During the 2011–12 school year, Elk River High School was 80% White, 6% Hispanic, 0% Hawaii Native/Pacific Islander, 6% Black, 7% Asian, and 1% Native American. 14% of students were eligible for the Free Lunch Program and 6% were eligible for the Reduced-Price Lunch Program.

==Athletics==

===Football===
Elk River played in one of the earliest recorded football games in state history (1891-1892 - defeated Monticello 29-0 & 4-0) and there are records of them completing 131 seasons of varsity football through the 2022 season.

They have that have played in the District 16, Rum River, Skyline, Independent, Central Lakes, North Suburban, Twin Cities Suburban, Northwest Suburban, Mississippi 8, and North Central District (Blue & Black Sub-district) conferences.
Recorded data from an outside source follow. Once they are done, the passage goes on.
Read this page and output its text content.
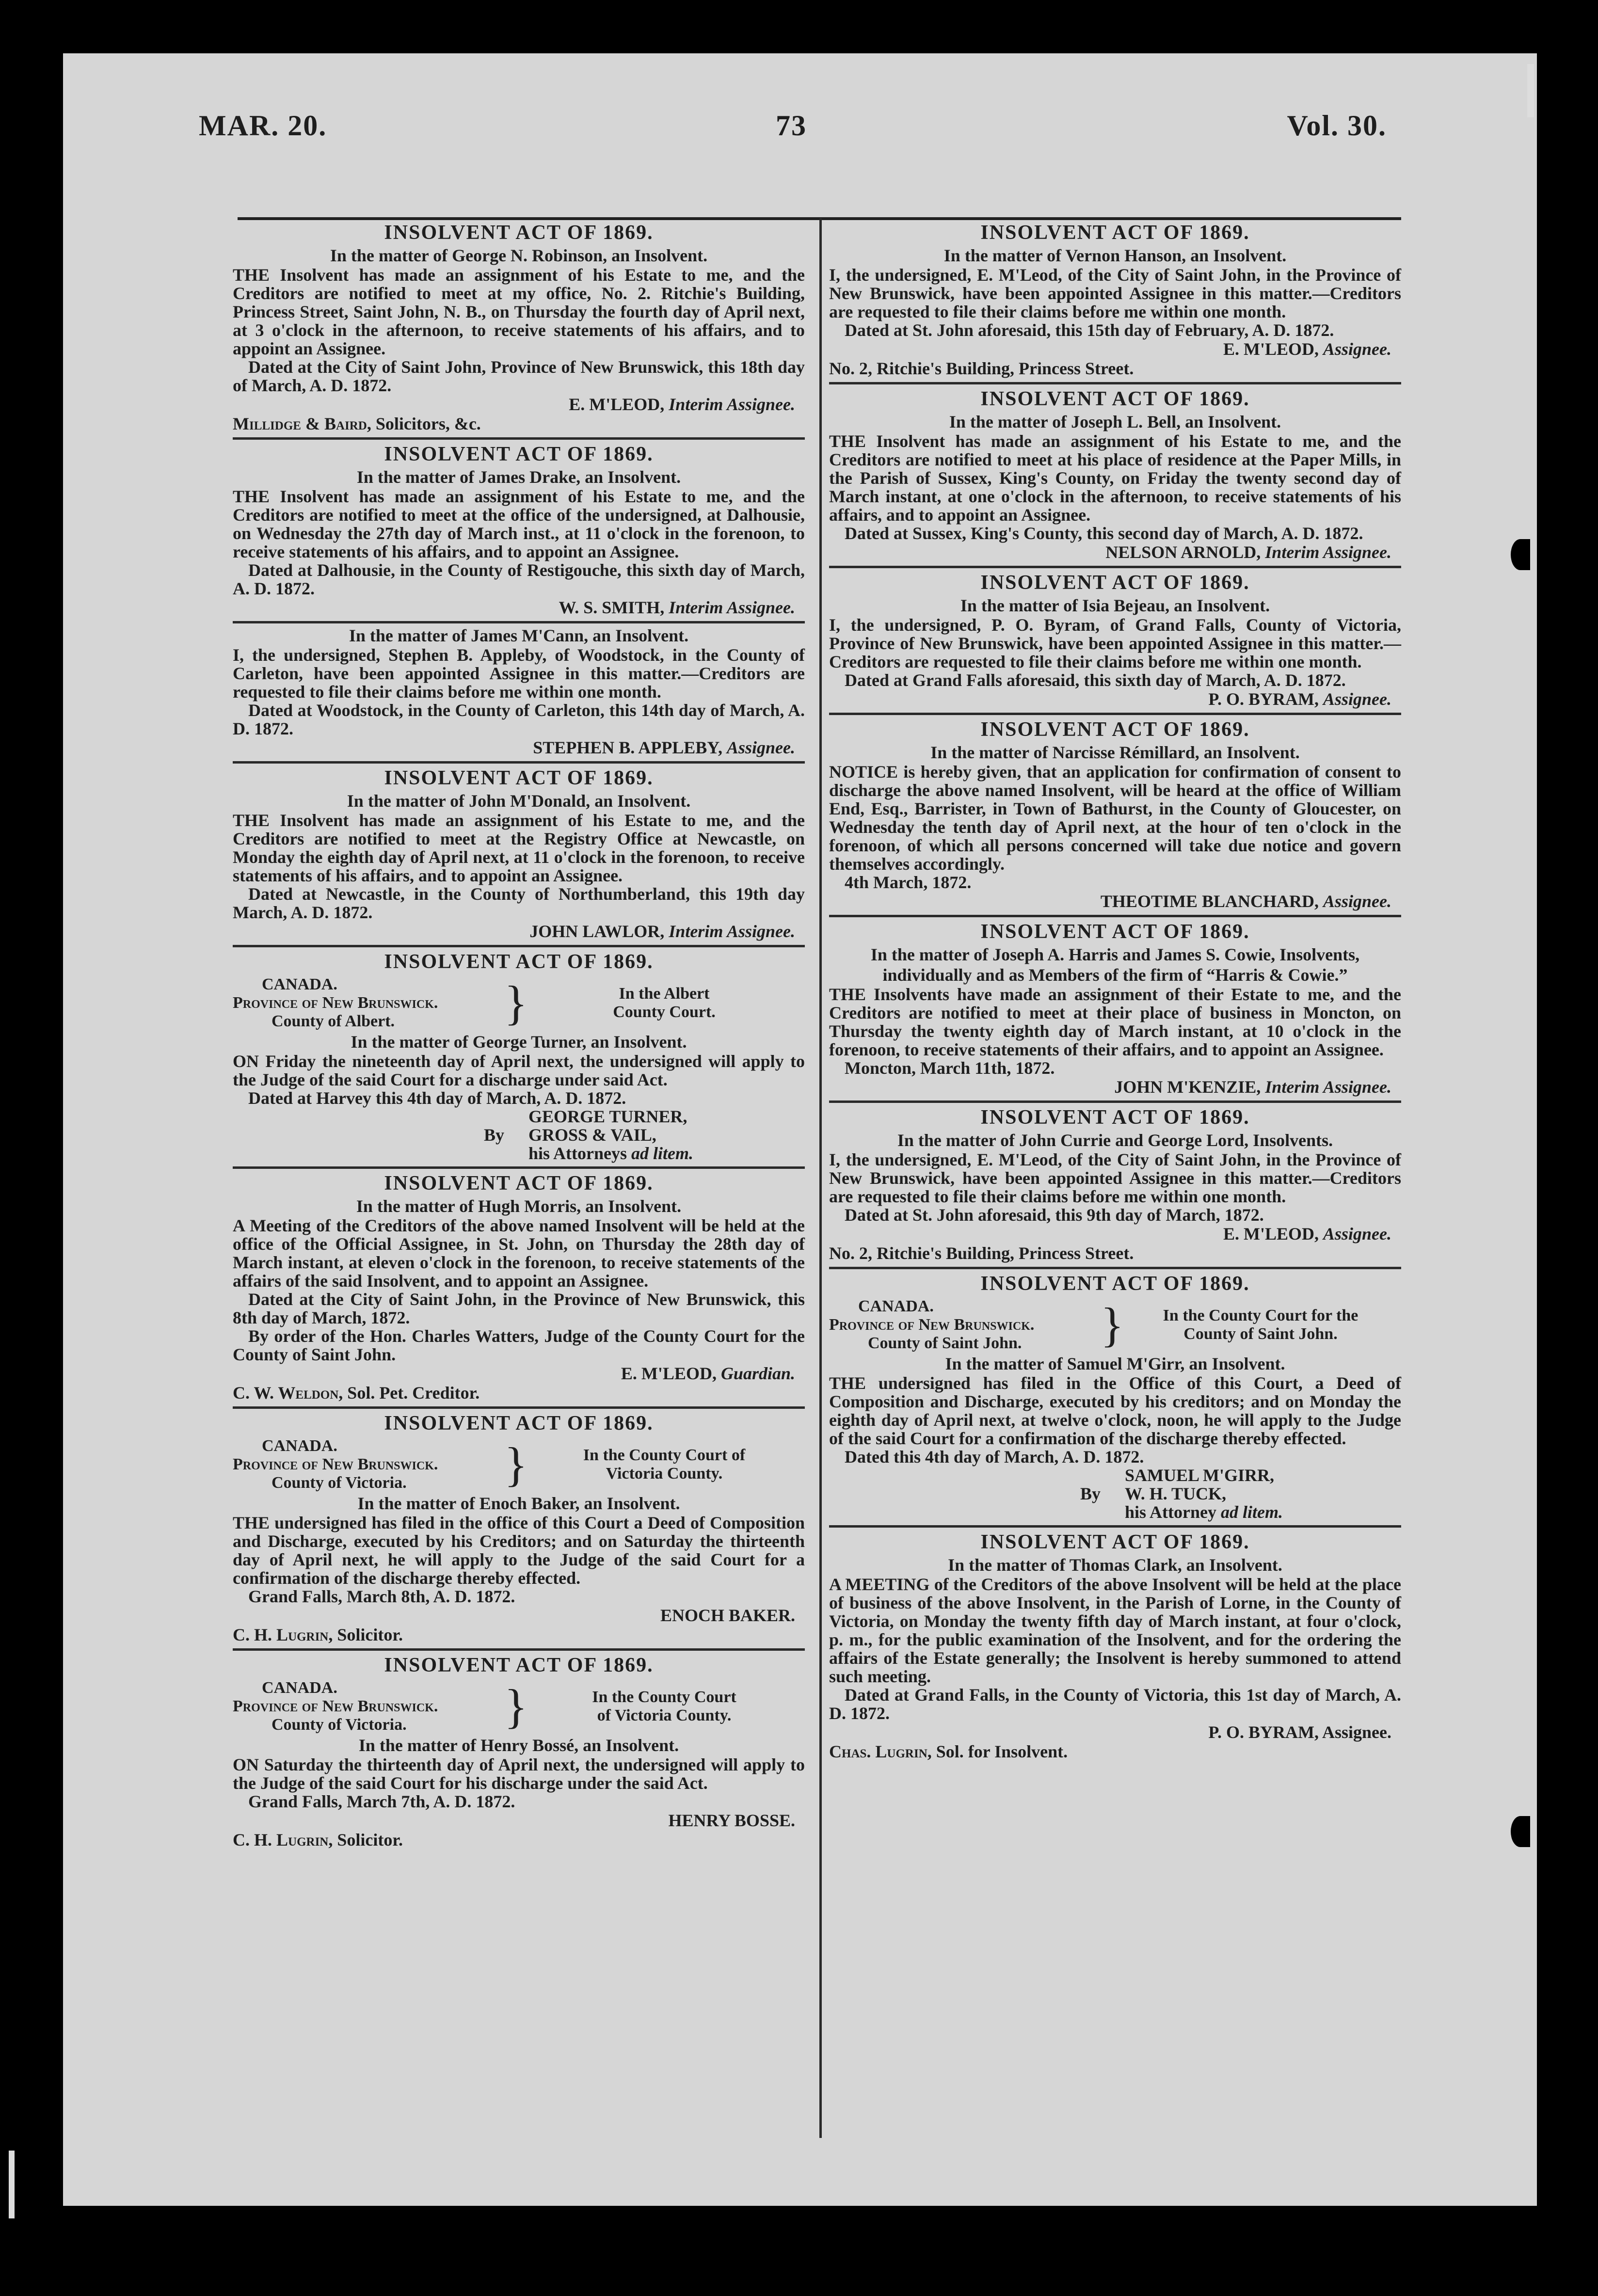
MAR. 20.	73	Vol. 30.
INSOLVENT ACT OF 1869.
In the matter of George N. Robinson, an Insolvent.
THE Insolvent has made an assignment of his Estate to me, and the Creditors are notified to meet at my office, No. 2. Ritchie's Building, Princess Street, Saint John, N. B., on Thursday the fourth day of April next, at 3 o'clock in the afternoon, to receive statements of his affairs, and to appoint an Assignee.
Dated at the City of Saint John, Province of New Brunswick, this 18th day of March, A. D. 1872.
E. M'LEOD, Interim Assignee.
Millidge & Baird, Solicitors, &c.
INSOLVENT ACT OF 1869.
In the matter of James Drake, an Insolvent.
THE Insolvent has made an assignment of his Estate to me, and the Creditors are notified to meet at the office of the undersigned, at Dalhousie, on Wednesday the 27th day of March inst., at 11 o'clock in the forenoon, to receive statements of his affairs, and to appoint an Assignee.
Dated at Dalhousie, in the County of Restigouche, this sixth day of March, A. D. 1872.
W. S. SMITH, Interim Assignee.
In the matter of James M'Cann, an Insolvent.
I, the undersigned, Stephen B. Appleby, of Woodstock, in the County of Carleton, have been appointed Assignee in this matter.—Creditors are requested to file their claims before me within one month.
Dated at Woodstock, in the County of Carleton, this 14th day of March, A. D. 1872.
STEPHEN B. APPLEBY, Assignee.
INSOLVENT ACT OF 1869.
In the matter of John M'Donald, an Insolvent.
THE Insolvent has made an assignment of his Estate to me, and the Creditors are notified to meet at the Registry Office at Newcastle, on Monday the eighth day of April next, at 11 o'clock in the forenoon, to receive statements of his affairs, and to appoint an Assignee.
Dated at Newcastle, in the County of Northumberland, this 19th day March, A. D. 1872.
JOHN LAWLOR, Interim Assignee.
INSOLVENT ACT OF 1869.
CANADA.
Province of New Brunswick.
County of Albert.	}	In the Albert
County Court.
In the matter of George Turner, an Insolvent.
ON Friday the nineteenth day of April next, the undersigned will apply to the Judge of the said Court for a discharge under said Act.
Dated at Harvey this 4th day of March, A. D. 1872.
GEORGE TURNER,
By	GROSS & VAIL,
his Attorneys ad litem.
INSOLVENT ACT OF 1869.
In the matter of Hugh Morris, an Insolvent.
A Meeting of the Creditors of the above named Insolvent will be held at the office of the Official Assignee, in St. John, on Thursday the 28th day of March instant, at eleven o'clock in the forenoon, to receive statements of the affairs of the said Insolvent, and to appoint an Assignee.
Dated at the City of Saint John, in the Province of New Brunswick, this 8th day of March, 1872.
By order of the Hon. Charles Watters, Judge of the County Court for the County of Saint John.
E. M'LEOD, Guardian.
C. W. Weldon, Sol. Pet. Creditor.
INSOLVENT ACT OF 1869.
CANADA.
Province of New Brunswick.
County of Victoria.	}	In the County Court of
Victoria County.
In the matter of Enoch Baker, an Insolvent.
THE undersigned has filed in the office of this Court a Deed of Composition and Discharge, executed by his Creditors; and on Saturday the thirteenth day of April next, he will apply to the Judge of the said Court for a confirmation of the discharge thereby effected.
Grand Falls, March 8th, A. D. 1872.
ENOCH BAKER.
C. H. Lugrin, Solicitor.
INSOLVENT ACT OF 1869.
CANADA.
Province of New Brunswick.
County of Victoria.	}	In the County Court
of Victoria County.
In the matter of Henry Bossé, an Insolvent.
ON Saturday the thirteenth day of April next, the undersigned will apply to the Judge of the said Court for his discharge under the said Act.
Grand Falls, March 7th, A. D. 1872.
HENRY BOSSE.
C. H. Lugrin, Solicitor.
INSOLVENT ACT OF 1869.
In the matter of Vernon Hanson, an Insolvent.
I, the undersigned, E. M'Leod, of the City of Saint John, in the Province of New Brunswick, have been appointed Assignee in this matter.—Creditors are requested to file their claims before me within one month.
Dated at St. John aforesaid, this 15th day of February, A. D. 1872.
E. M'LEOD, Assignee.
No. 2, Ritchie's Building, Princess Street.
INSOLVENT ACT OF 1869.
In the matter of Joseph L. Bell, an Insolvent.
THE Insolvent has made an assignment of his Estate to me, and the Creditors are notified to meet at his place of residence at the Paper Mills, in the Parish of Sussex, King's County, on Friday the twenty second day of March instant, at one o'clock in the afternoon, to receive statements of his affairs, and to appoint an Assignee.
Dated at Sussex, King's County, this second day of March, A. D. 1872.
NELSON ARNOLD, Interim Assignee.
INSOLVENT ACT OF 1869.
In the matter of Isia Bejeau, an Insolvent.
I, the undersigned, P. O. Byram, of Grand Falls, County of Victoria, Province of New Brunswick, have been appointed Assignee in this matter.—Creditors are requested to file their claims before me within one month.
Dated at Grand Falls aforesaid, this sixth day of March, A. D. 1872.
P. O. BYRAM, Assignee.
INSOLVENT ACT OF 1869.
In the matter of Narcisse Rémillard, an Insolvent.
NOTICE is hereby given, that an application for confirmation of consent to discharge the above named Insolvent, will be heard at the office of William End, Esq., Barrister, in Town of Bathurst, in the County of Gloucester, on Wednesday the tenth day of April next, at the hour of ten o'clock in the forenoon, of which all persons concerned will take due notice and govern themselves accordingly.
4th March, 1872.
THEOTIME BLANCHARD, Assignee.
INSOLVENT ACT OF 1869.
In the matter of Joseph A. Harris and James S. Cowie, Insolvents, individually and as Members of the firm of “Harris & Cowie.”
THE Insolvents have made an assignment of their Estate to me, and the Creditors are notified to meet at their place of business in Moncton, on Thursday the twenty eighth day of March instant, at 10 o'clock in the forenoon, to receive statements of their affairs, and to appoint an Assignee.
Moncton, March 11th, 1872.
JOHN M'KENZIE, Interim Assignee.
INSOLVENT ACT OF 1869.
In the matter of John Currie and George Lord, Insolvents.
I, the undersigned, E. M'Leod, of the City of Saint John, in the Province of New Brunswick, have been appointed Assignee in this matter.—Creditors are requested to file their claims before me within one month.
Dated at St. John aforesaid, this 9th day of March, 1872.
E. M'LEOD, Assignee.
No. 2, Ritchie's Building, Princess Street.
INSOLVENT ACT OF 1869.
CANADA.
Province of New Brunswick.
County of Saint John.	}	In the County Court for the
County of Saint John.
In the matter of Samuel M'Girr, an Insolvent.
THE undersigned has filed in the Office of this Court, a Deed of Composition and Discharge, executed by his creditors; and on Monday the eighth day of April next, at twelve o'clock, noon, he will apply to the Judge of the said Court for a confirmation of the discharge thereby effected.
Dated this 4th day of March, A. D. 1872.
SAMUEL M'GIRR,
By	W. H. TUCK,
his Attorney ad litem.
INSOLVENT ACT OF 1869.
In the matter of Thomas Clark, an Insolvent.
A MEETING of the Creditors of the above Insolvent will be held at the place of business of the above Insolvent, in the Parish of Lorne, in the County of Victoria, on Monday the twenty fifth day of March instant, at four o'clock, p. m., for the public examination of the Insolvent, and for the ordering the affairs of the Estate generally; the Insolvent is hereby summoned to attend such meeting.
Dated at Grand Falls, in the County of Victoria, this 1st day of March, A. D. 1872.
P. O. BYRAM, Assignee.
Chas. Lugrin, Sol. for Insolvent.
The team was the 5A state champion in 2016, 2022, and 2024. In the 2022 5A state championship its kicker Breanna Bernardson became the first female football player to score in a Minnesota state championship football game; she scored three extra points.

===Ice hockey===
The boys' hockey team won the state championship in 2001. Both the boys' and girls' hockey teams play home games on an NHL sized sheet in Furniture and Things Community Event Center, which is located next to the high school. This arena holds 2,000+ spectators and has full in game entertainment.

==Notable alumni==
- Gerhard Pfanzelter (class of c. 1962) (exchange student) — Austrian ambassador to the United States
- Joel Otto (class of 1980) — NHL forward and 1989 Stanley Cup champion with the Calgary Flames
- Paul Martin (class of 2000) — NHL defenseman
- Dan Hinote (class of 1995) — NHL winger and coach
- Nate Prosser (class of 2004) — NHL defenseman
- Dave Mordal — comedian
- Emma Bates (Class of 2010) — Distance Runner
- Paul Novotny (Class of 1984) — Politician

==Media coverage==
In 2010, four athletes were removed from the high school's varsity football team, and five others were suspended for hazing.